Similarly, the tall bookshelves in his living room serve as road map to Danny’s travels and career, holding a collection of ceramic pigs that have followed him through three houses, along with cook-books, design tomes and a rock from the beaches outside of Malmö, Sweden.

“Ask me anything about anything in this room,” Danny says. “I have a house full of weird things that tell a story.” That beaded bracelet? Danny bought it off a Maasai tribesman—literally. The man had worn it so long they had to use lard to pry it from his wrist. A lion on the top shelf was another African score—it’s carved from old rubber flip-flops. “When I come home, these things remind me of every place I’ve been,” he says.

In the kitchen, even the dishes tell a tale. Dark Ann Sacks tile serves as the ideal backdrop for floating shelves stacked with tableware picked up all over the world—celadon coffee cups from South Korea, blown-glass tumblers from the artist Lynn Read of Vitreluxe, and tiffins from the streets of India.

While he isn’t Marie Kondo strict, Danny’s minimalist kitchen holds nothing but the essentials—he pulls open a couple of large storage drawers to show they are completely empty. And he swears his garage is basically empty as well.

“I don’t believe in storage,” he says. “If I’m not using it, I let it go.” Oftentimes, friends are the beneficiaries of his informal asceticism—he might drop in for a visit with a Ralph Lauren desk lamp that should be perfect on the host’s side table. No surprise to anyone familiar with his aesthetic, he’s usually right.

That said, Danny can come up with unusual uses for things, if he wants to hang onto them.
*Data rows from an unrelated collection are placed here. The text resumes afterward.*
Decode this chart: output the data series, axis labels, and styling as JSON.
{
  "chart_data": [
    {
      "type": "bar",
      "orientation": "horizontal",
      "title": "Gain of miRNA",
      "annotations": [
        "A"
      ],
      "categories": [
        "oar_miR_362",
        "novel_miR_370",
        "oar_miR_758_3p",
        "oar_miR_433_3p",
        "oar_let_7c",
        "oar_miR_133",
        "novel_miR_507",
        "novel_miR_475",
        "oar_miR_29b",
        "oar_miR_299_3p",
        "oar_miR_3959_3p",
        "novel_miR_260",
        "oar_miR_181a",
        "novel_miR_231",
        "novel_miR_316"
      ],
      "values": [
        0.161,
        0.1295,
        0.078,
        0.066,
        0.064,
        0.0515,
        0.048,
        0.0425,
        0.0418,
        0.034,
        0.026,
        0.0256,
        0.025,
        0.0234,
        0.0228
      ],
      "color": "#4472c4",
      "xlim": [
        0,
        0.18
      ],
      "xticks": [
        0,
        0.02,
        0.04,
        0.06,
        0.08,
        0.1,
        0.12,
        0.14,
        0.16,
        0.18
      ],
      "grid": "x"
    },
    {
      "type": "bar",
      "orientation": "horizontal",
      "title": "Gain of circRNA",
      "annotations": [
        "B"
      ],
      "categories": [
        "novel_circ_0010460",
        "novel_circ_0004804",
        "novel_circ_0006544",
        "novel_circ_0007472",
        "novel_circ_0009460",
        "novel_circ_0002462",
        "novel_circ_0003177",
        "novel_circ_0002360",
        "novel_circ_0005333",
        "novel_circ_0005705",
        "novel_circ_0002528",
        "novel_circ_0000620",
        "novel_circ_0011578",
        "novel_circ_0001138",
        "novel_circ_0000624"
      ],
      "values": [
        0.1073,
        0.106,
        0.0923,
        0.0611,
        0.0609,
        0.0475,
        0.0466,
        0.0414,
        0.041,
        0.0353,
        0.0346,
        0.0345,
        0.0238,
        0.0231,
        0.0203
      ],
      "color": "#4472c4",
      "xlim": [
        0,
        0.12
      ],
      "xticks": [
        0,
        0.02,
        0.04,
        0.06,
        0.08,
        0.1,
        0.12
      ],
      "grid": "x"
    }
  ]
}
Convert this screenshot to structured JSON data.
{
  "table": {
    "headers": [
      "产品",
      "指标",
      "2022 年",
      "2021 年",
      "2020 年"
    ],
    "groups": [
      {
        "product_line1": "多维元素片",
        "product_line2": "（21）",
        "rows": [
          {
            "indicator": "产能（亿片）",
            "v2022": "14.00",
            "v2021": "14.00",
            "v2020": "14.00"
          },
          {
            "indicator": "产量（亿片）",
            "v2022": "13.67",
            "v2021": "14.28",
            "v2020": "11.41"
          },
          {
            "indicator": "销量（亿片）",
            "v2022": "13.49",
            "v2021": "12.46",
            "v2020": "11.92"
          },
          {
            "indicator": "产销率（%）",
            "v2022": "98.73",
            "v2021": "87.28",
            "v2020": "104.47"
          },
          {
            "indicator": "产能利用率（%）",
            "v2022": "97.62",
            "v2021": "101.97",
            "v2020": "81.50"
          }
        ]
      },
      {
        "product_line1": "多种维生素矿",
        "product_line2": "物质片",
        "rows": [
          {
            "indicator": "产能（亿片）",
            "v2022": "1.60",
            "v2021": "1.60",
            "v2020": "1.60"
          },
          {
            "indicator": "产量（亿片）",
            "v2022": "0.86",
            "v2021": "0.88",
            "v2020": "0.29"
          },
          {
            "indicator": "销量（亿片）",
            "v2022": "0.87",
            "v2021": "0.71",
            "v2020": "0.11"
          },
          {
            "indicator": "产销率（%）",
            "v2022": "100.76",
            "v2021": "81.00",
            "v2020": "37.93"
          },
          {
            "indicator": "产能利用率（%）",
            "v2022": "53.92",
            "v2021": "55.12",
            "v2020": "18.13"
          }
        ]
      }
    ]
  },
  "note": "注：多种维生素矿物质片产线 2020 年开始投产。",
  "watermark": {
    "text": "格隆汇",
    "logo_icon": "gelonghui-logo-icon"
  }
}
The guest bedroom—anchored with a Room & Board bed with an organic mattress—is a case in point, where a pair of vintage leather and beadwork pants hangs on the wall, in a display that includes a silkscreen of a bowling shirt from The Big Lebowski, and a giant replica of a buffalo nickel.
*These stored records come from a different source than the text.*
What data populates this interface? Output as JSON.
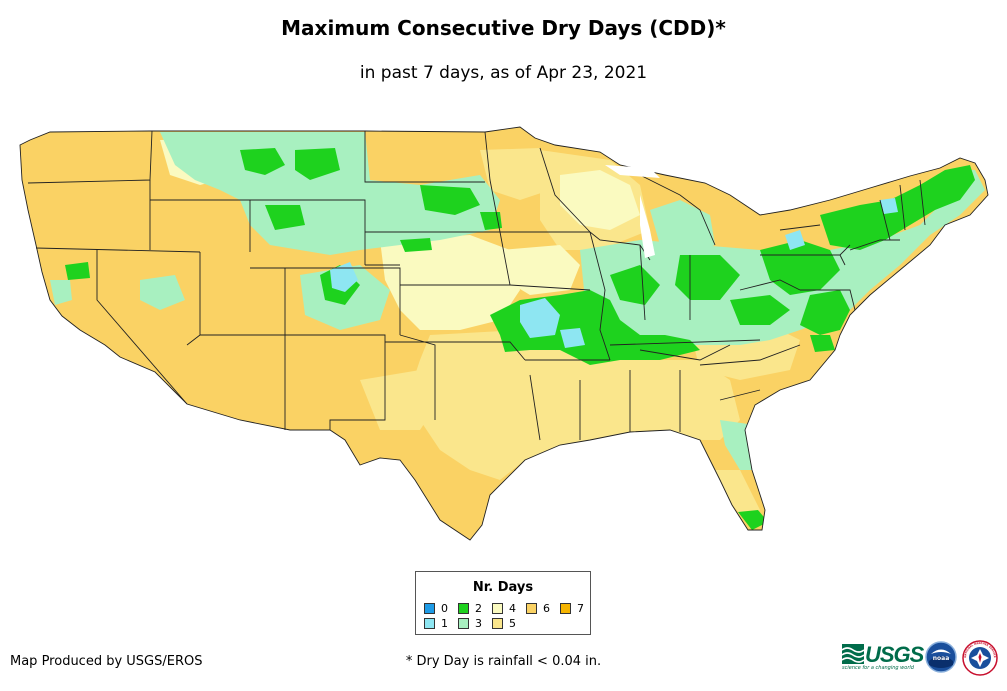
{
  "title": "Maximum Consecutive Dry Days (CDD)*",
  "subtitle": "in past 7 days, as of Apr 23, 2021",
  "legend": {
    "title": "Nr. Days",
    "items": [
      {
        "label": "0",
        "color": "#1e9be6"
      },
      {
        "label": "1",
        "color": "#8ee6f2"
      },
      {
        "label": "2",
        "color": "#1ed21e"
      },
      {
        "label": "3",
        "color": "#a8f0c0"
      },
      {
        "label": "4",
        "color": "#fafac0"
      },
      {
        "label": "5",
        "color": "#fae68c"
      },
      {
        "label": "6",
        "color": "#fad264"
      },
      {
        "label": "7",
        "color": "#f5b400"
      }
    ]
  },
  "footer": {
    "credit": "Map Produced by USGS/EROS",
    "footnote": "* Dry Day is rainfall < 0.04 in."
  },
  "logos": {
    "usgs": "USGS",
    "usgs_tagline": "science for a changing world",
    "noaa": "noaa",
    "nws": "NATIONAL WEATHER SERVICE"
  }
}
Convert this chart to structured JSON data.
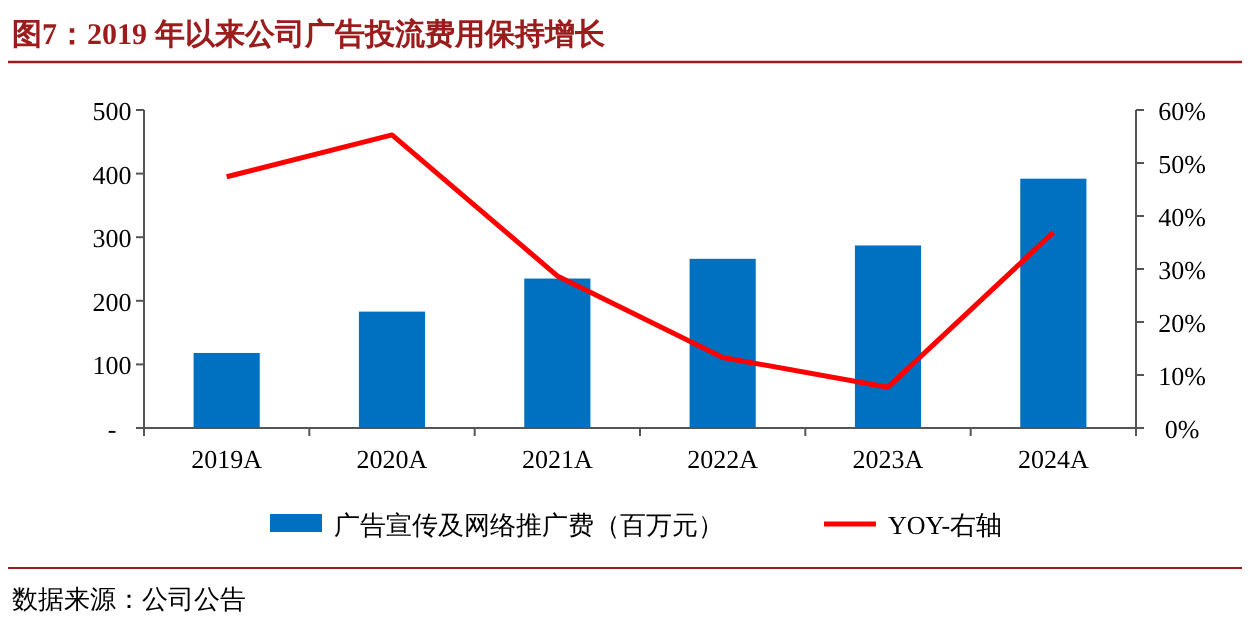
{
  "chart_data": {
    "type": "bar",
    "title": "图7：2019 年以来公司广告投流费用保持增长",
    "categories": [
      "2019A",
      "2020A",
      "2021A",
      "2022A",
      "2023A",
      "2024A"
    ],
    "series": [
      {
        "name": "广告宣传及网络推广费（百万元）",
        "color": "#0070c0",
        "values": [
          118,
          183,
          235,
          266,
          287,
          392
        ]
      },
      {
        "name": "YOY-右轴",
        "type": "line",
        "axis": "y2",
        "color": "#ff0000",
        "values": [
          47.4,
          55.3,
          28.7,
          13.3,
          7.7,
          36.9
        ]
      }
    ],
    "ylim": [
      0,
      500
    ],
    "yticks": [
      {
        "value": 0,
        "label": "-"
      },
      100,
      200,
      300,
      400,
      500
    ],
    "y2lim": [
      0,
      60
    ],
    "y2ticks": [
      {
        "value": 0,
        "label": "0%"
      },
      {
        "value": 10,
        "label": "10%"
      },
      {
        "value": 20,
        "label": "20%"
      },
      {
        "value": 30,
        "label": "30%"
      },
      {
        "value": 40,
        "label": "40%"
      },
      {
        "value": 50,
        "label": "50%"
      },
      {
        "value": 60,
        "label": "60%"
      }
    ],
    "legend": "bottom",
    "grid": false,
    "annotations": [
      "数据来源：公司公告"
    ]
  }
}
The pants came from a store in nearby Lambertville, N.J. called America. “It’s my all-time favorite store,” Danny says. “It’s so perfectly curated that I want everything.”
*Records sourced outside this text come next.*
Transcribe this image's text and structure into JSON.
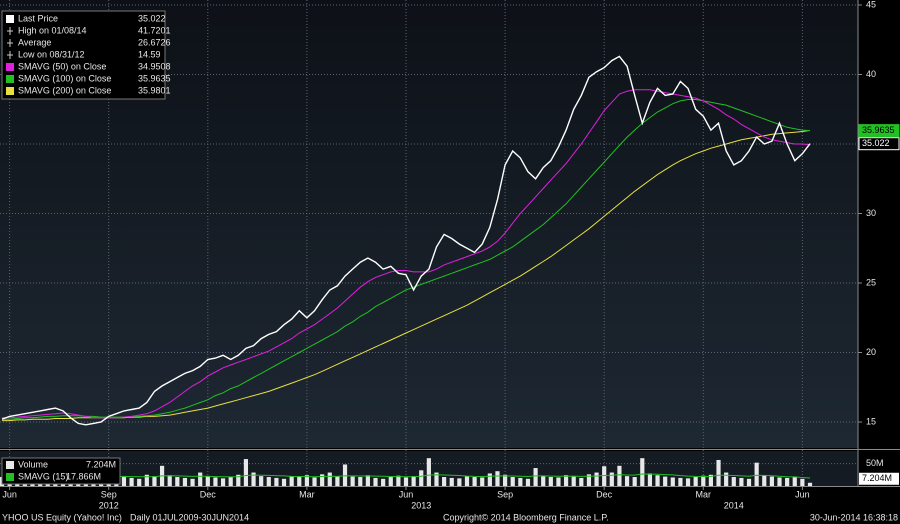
{
  "chart_data": [
    {
      "type": "line",
      "categories": [
        null,
        "Jun",
        null,
        null,
        null,
        null,
        null,
        null,
        null,
        null,
        null,
        null,
        null,
        null,
        "Sep",
        null,
        null,
        null,
        null,
        null,
        null,
        null,
        null,
        null,
        null,
        null,
        null,
        "Dec",
        null,
        null,
        null,
        null,
        null,
        null,
        null,
        null,
        null,
        null,
        null,
        null,
        "Mar",
        null,
        null,
        null,
        null,
        null,
        null,
        null,
        null,
        null,
        null,
        null,
        null,
        "Jun",
        null,
        null,
        null,
        null,
        null,
        null,
        null,
        null,
        null,
        null,
        null,
        null,
        "Sep",
        null,
        null,
        null,
        null,
        null,
        null,
        null,
        null,
        null,
        null,
        null,
        null,
        "Dec",
        null,
        null,
        null,
        null,
        null,
        null,
        null,
        null,
        null,
        null,
        null,
        null,
        "Mar",
        null,
        null,
        null,
        null,
        null,
        null,
        null,
        null,
        null,
        null,
        null,
        null,
        "Jun",
        null
      ],
      "category_years": [
        null,
        null,
        null,
        null,
        null,
        null,
        null,
        null,
        null,
        null,
        null,
        null,
        null,
        null,
        "2012",
        null,
        null,
        null,
        null,
        null,
        null,
        null,
        null,
        null,
        null,
        null,
        null,
        null,
        null,
        null,
        null,
        null,
        null,
        null,
        null,
        null,
        null,
        null,
        null,
        null,
        null,
        null,
        null,
        null,
        null,
        null,
        null,
        null,
        null,
        null,
        null,
        null,
        null,
        null,
        null,
        "2013",
        null,
        null,
        null,
        null,
        null,
        null,
        null,
        null,
        null,
        null,
        null,
        null,
        null,
        null,
        null,
        null,
        null,
        null,
        null,
        null,
        null,
        null,
        null,
        null,
        null,
        null,
        null,
        null,
        null,
        null,
        null,
        null,
        null,
        null,
        null,
        null,
        null,
        null,
        null,
        null,
        "2014",
        null,
        null,
        null,
        null,
        null,
        null,
        null,
        null,
        null,
        null
      ],
      "series": [
        {
          "name": "Last Price",
          "color": "#ffffff",
          "values": [
            15.2,
            15.4,
            15.5,
            15.6,
            15.7,
            15.8,
            15.9,
            16.0,
            15.8,
            15.3,
            14.9,
            14.8,
            14.9,
            15.0,
            15.4,
            15.6,
            15.8,
            15.9,
            16.0,
            16.4,
            17.2,
            17.6,
            17.9,
            18.2,
            18.5,
            18.7,
            19.0,
            19.5,
            19.6,
            19.8,
            19.5,
            19.8,
            20.3,
            20.5,
            21.0,
            21.3,
            21.5,
            22.0,
            22.4,
            23.0,
            22.5,
            23.0,
            23.8,
            24.5,
            24.8,
            25.5,
            26.0,
            26.5,
            26.8,
            26.5,
            26.0,
            26.2,
            25.7,
            25.6,
            24.5,
            25.5,
            26.0,
            27.6,
            28.5,
            28.2,
            27.8,
            27.5,
            27.2,
            27.8,
            29.0,
            31.0,
            33.5,
            34.5,
            34.0,
            33.0,
            32.5,
            33.3,
            33.8,
            34.8,
            36.0,
            37.5,
            38.5,
            39.8,
            40.2,
            40.5,
            41.0,
            41.3,
            40.6,
            38.5,
            36.5,
            38.0,
            39.0,
            38.5,
            38.6,
            39.5,
            39.0,
            37.5,
            37.0,
            36.0,
            36.5,
            34.5,
            33.5,
            33.8,
            34.5,
            35.5,
            35.0,
            35.2,
            36.5,
            35.0,
            33.8,
            34.3,
            35.022
          ],
          "flag": true
        },
        {
          "name": "SMAVG (50) on Close",
          "color": "#e020e0",
          "values": [
            15.3,
            15.3,
            15.35,
            15.4,
            15.45,
            15.5,
            15.55,
            15.6,
            15.65,
            15.6,
            15.5,
            15.4,
            15.3,
            15.3,
            15.3,
            15.3,
            15.35,
            15.4,
            15.5,
            15.6,
            15.8,
            16.1,
            16.4,
            16.8,
            17.2,
            17.6,
            17.9,
            18.3,
            18.6,
            18.9,
            19.1,
            19.3,
            19.5,
            19.7,
            19.9,
            20.1,
            20.4,
            20.7,
            21.0,
            21.4,
            21.7,
            22.0,
            22.4,
            22.8,
            23.2,
            23.7,
            24.2,
            24.7,
            25.1,
            25.4,
            25.6,
            25.8,
            25.9,
            25.9,
            25.8,
            25.8,
            25.8,
            26.0,
            26.3,
            26.5,
            26.7,
            26.9,
            27.1,
            27.3,
            27.6,
            28.0,
            28.6,
            29.3,
            30.0,
            30.6,
            31.2,
            31.8,
            32.4,
            33.0,
            33.6,
            34.3,
            35.0,
            35.8,
            36.6,
            37.4,
            38.0,
            38.6,
            38.8,
            38.9,
            38.9,
            38.9,
            38.8,
            38.7,
            38.6,
            38.5,
            38.4,
            38.3,
            38.1,
            37.8,
            37.5,
            37.1,
            36.8,
            36.4,
            36.1,
            35.8,
            35.5,
            35.3,
            35.2,
            35.1,
            35.0,
            35.0,
            34.9508
          ]
        },
        {
          "name": "SMAVG (100) on Close",
          "color": "#22c022",
          "values": [
            15.2,
            15.2,
            15.25,
            15.3,
            15.3,
            15.35,
            15.4,
            15.4,
            15.45,
            15.45,
            15.45,
            15.4,
            15.4,
            15.35,
            15.35,
            15.35,
            15.35,
            15.4,
            15.4,
            15.45,
            15.5,
            15.6,
            15.7,
            15.85,
            16.0,
            16.2,
            16.4,
            16.6,
            16.9,
            17.1,
            17.4,
            17.6,
            17.9,
            18.2,
            18.5,
            18.8,
            19.1,
            19.4,
            19.7,
            20.0,
            20.3,
            20.6,
            20.9,
            21.2,
            21.5,
            21.9,
            22.2,
            22.6,
            22.9,
            23.3,
            23.6,
            23.9,
            24.2,
            24.5,
            24.7,
            24.9,
            25.1,
            25.3,
            25.5,
            25.7,
            25.9,
            26.1,
            26.3,
            26.5,
            26.7,
            27.0,
            27.3,
            27.6,
            28.0,
            28.4,
            28.8,
            29.2,
            29.7,
            30.2,
            30.7,
            31.3,
            31.9,
            32.5,
            33.1,
            33.7,
            34.3,
            34.9,
            35.5,
            36.0,
            36.5,
            36.9,
            37.3,
            37.6,
            37.9,
            38.1,
            38.2,
            38.2,
            38.1,
            38.0,
            37.9,
            37.8,
            37.6,
            37.4,
            37.2,
            37.0,
            36.8,
            36.6,
            36.4,
            36.2,
            36.1,
            36.0,
            35.9635
          ],
          "flag": true
        },
        {
          "name": "SMAVG (200) on Close",
          "color": "#e8e040",
          "values": [
            15.1,
            15.1,
            15.15,
            15.15,
            15.2,
            15.2,
            15.2,
            15.25,
            15.25,
            15.25,
            15.3,
            15.3,
            15.3,
            15.3,
            15.3,
            15.3,
            15.3,
            15.35,
            15.35,
            15.4,
            15.4,
            15.45,
            15.5,
            15.6,
            15.7,
            15.8,
            15.9,
            16.0,
            16.15,
            16.3,
            16.45,
            16.6,
            16.75,
            16.9,
            17.05,
            17.2,
            17.4,
            17.6,
            17.8,
            18.0,
            18.2,
            18.4,
            18.65,
            18.9,
            19.15,
            19.4,
            19.65,
            19.9,
            20.15,
            20.4,
            20.65,
            20.9,
            21.15,
            21.4,
            21.65,
            21.9,
            22.15,
            22.4,
            22.65,
            22.9,
            23.15,
            23.4,
            23.7,
            24.0,
            24.3,
            24.6,
            24.9,
            25.2,
            25.5,
            25.85,
            26.2,
            26.55,
            26.9,
            27.3,
            27.7,
            28.1,
            28.5,
            28.9,
            29.35,
            29.8,
            30.25,
            30.7,
            31.15,
            31.6,
            32.0,
            32.4,
            32.8,
            33.15,
            33.5,
            33.8,
            34.05,
            34.3,
            34.5,
            34.7,
            34.85,
            35.0,
            35.15,
            35.3,
            35.4,
            35.5,
            35.6,
            35.7,
            35.75,
            35.8,
            35.85,
            35.9,
            35.9801
          ]
        }
      ],
      "stats": [
        {
          "label": "High on 01/08/14",
          "value": 41.7201
        },
        {
          "label": "Average",
          "value": 26.6726
        },
        {
          "label": "Low on 08/31/12",
          "value": 14.59
        }
      ],
      "ylim": [
        13.13,
        45.36
      ],
      "yticks": [
        15,
        20,
        25,
        30,
        35,
        40,
        45
      ],
      "grid": true,
      "legend": "top-left"
    },
    {
      "type": "bar",
      "series": [
        {
          "name": "Volume",
          "color": "#e8e8e8",
          "values": [
            20,
            18,
            22,
            17,
            15,
            16,
            25,
            14,
            12,
            30,
            18,
            20,
            15,
            14,
            22,
            40,
            20,
            18,
            16,
            25,
            22,
            45,
            24,
            20,
            18,
            16,
            30,
            22,
            19,
            17,
            20,
            25,
            60,
            30,
            22,
            20,
            18,
            16,
            22,
            20,
            24,
            19,
            26,
            30,
            22,
            48,
            21,
            20,
            24,
            18,
            16,
            20,
            23,
            19,
            22,
            35,
            62,
            30,
            20,
            18,
            17,
            22,
            20,
            19,
            28,
            33,
            25,
            20,
            18,
            16,
            40,
            22,
            20,
            19,
            24,
            21,
            18,
            26,
            30,
            44,
            30,
            45,
            22,
            20,
            62,
            28,
            24,
            21,
            19,
            18,
            17,
            20,
            23,
            25,
            58,
            30,
            20,
            18,
            16,
            52,
            24,
            21,
            19,
            18,
            20,
            16,
            7.204
          ],
          "value_labels": {
            "106": "7.204M"
          },
          "flag": true
        },
        {
          "name": "SMAVG (15)",
          "color": "#22c022",
          "type": "line",
          "values": [
            19,
            19,
            19.2,
            19.3,
            19,
            18.8,
            19.5,
            19.2,
            18.6,
            19.8,
            19.6,
            19.4,
            18.9,
            18.5,
            18.8,
            21,
            21.3,
            20.9,
            20.5,
            20.8,
            21,
            22.5,
            22.8,
            22.4,
            22,
            21.5,
            21.8,
            21.6,
            21,
            20.6,
            20.2,
            20.6,
            23.5,
            24.2,
            24,
            23.6,
            23,
            22.4,
            21.5,
            21.2,
            21,
            20.8,
            21.2,
            21.6,
            21.4,
            22.8,
            22.5,
            22.2,
            22.3,
            22,
            21.6,
            21.2,
            21,
            20.8,
            20.9,
            21.6,
            24.4,
            25,
            24.6,
            24,
            23.4,
            22,
            21.5,
            21.2,
            21.6,
            22.2,
            22.4,
            22.2,
            21.8,
            21.2,
            22.4,
            22.5,
            22,
            21.6,
            21.8,
            22,
            21.5,
            21.8,
            22.2,
            23.4,
            23.8,
            25,
            24.6,
            24.2,
            26.8,
            26.5,
            26,
            25.4,
            24.8,
            23.2,
            22,
            21.4,
            21.2,
            21.4,
            23.8,
            24,
            23.4,
            22.6,
            21.8,
            23.8,
            23.6,
            23,
            21.6,
            20.8,
            20.2,
            19,
            17.866
          ],
          "value_labels": {
            "106": "17.866M"
          }
        }
      ],
      "ylim": [
        0,
        78
      ],
      "yticks": [
        {
          "value": 50,
          "label": "50M"
        }
      ]
    }
  ],
  "footer": {
    "security": "YHOO US Equity (Yahoo! Inc)",
    "range": "Daily 01JUL2009-30JUN2014",
    "copyright": "Copyright© 2014 Bloomberg Finance L.P.",
    "timestamp": "30-Jun-2014 16:38:18"
  }
}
Danny’s knack for repurposing, mixed with his eye for design, have certainly attracted attention and awards—he has the books, TV show, and this magazine to prove it. But Danny is self-effacing, insisting that he has no special skill—he says he assembles things that bring him joy, and they all just go together.

Eagle-eyed fans of Danny’s TV show may spot a few familiar items. He crafted the chopstick lampshade in the guest room for a segment, then strapped it into his passenger seat for the drive home from Serenbe, a sustainable community in Georgia where he shot season three.

For a multimedia mogul, Danny’s workspace is pretty unassuming—just
a small wood desk from Room & Board. (Sensing a theme? Danny loves the company, which focuses on solid wood furniture crafted in the U.S.) The desk is set against a wall in the open first floor space.

“Having a designated room for ‘work’ makes it feel isolated and almost like a punishment,” Danny says. “ ere’s something un-present about putting in endless hours in one room of a house when you can live in the whole house.”

Standing on the corner of his desk is a particularly hard-won paperweight—on a stack of magazines, in a tray he decorated for a TV segment using crushed old CDs—his 2018 Emmy for Outstanding Lifestyle Program. In a whirlwind last spring, Danny won the award while moving into the new home—and replaced its vinyl siding with James Hardie concrete composite to celebrate.

“That’s how you know you’re old,” he jokes. “I said if I win the Emmy, I’m buying siding.”

Danny’s Design Rules

Want to create a space that reflects your life and aesthetic? Follow these simple rules.

#1 Design your entry as a VIP entrance to your home.

#2 Immediately reject anything that you don’t love.

#3 Don’t design rooms for their purpose. Your home should be a reflection of how you live – so go aheadand put your office in the living room.

#4 Make it 90 percent functional, 10 percent weird. You don’t want it to be more weird, because that’s … too weird.

#5 Don’t be afraid to add color.

#6 You can find someone to make pillows from just about anything.

#7 Store-bought isn’t bad if it resonates with you.

#8 It’s all about blending mass-produced pieces with personal touches, like a statement Room & Board couch with junk-store chairs.